Ngendahayo Placide, Faverly Daniel, Hérin Michel
Institut de Pathologie et Génétique (IPG), Gosselies, Belgium.
Int J Surg Pathol. 2013 Apr;21(2):177-80. doi: 10.1177/1066896912457203. Epub 2012 Sep 12.
Primary breast amyloidosis is a rare disease and usually occurs as unilateral or bilateral palpable masses. Primary breast amyloidosis presenting solely as microcalcifications is extremely rare. The authors report a case of a 73-year-old woman with persistent suspicious microcalcifications without palpable mass.
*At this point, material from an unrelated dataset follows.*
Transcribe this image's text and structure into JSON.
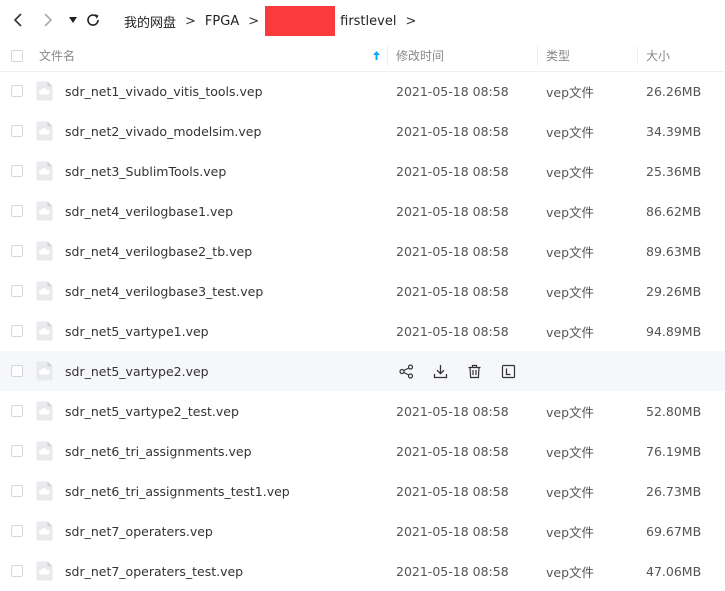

The diagnosis was established by the presence of an amorphous and eosinophilic material that was positive for Congo red and dichroic under polarized light. Paraffin immunohistochemistry revealed the presence of kappa light chains (AL-type amyloidosis). The amyloid deposits were associated with microcalcifications. A complete work up was performed to exclude other localisations or associated pathologies and was negative. The primary breast amyloidosis is discussed and a review of the literature is presented.
原发性乳腺淀粉样变性是一种罕见疾病,通常表现为单侧或双侧可触及的肿块。仅表现为微钙化的原发性乳腺淀粉样变性极为罕见。作者报告了一例73岁女性病例,该患者存在持续的可疑微钙化,但未触及肿块。通过存在一种无定形嗜酸性物质确诊,该物质刚果红染色阳性且在偏振光下呈双色性。石蜡免疫组化显示存在κ轻链(AL型淀粉样变性)。淀粉样沉积物与微钙化有关。进行了全面检查以排除其他部位或相关病理情况,结果均为阴性。本文讨论了原发性乳腺淀粉样变性并对文献进行了综述。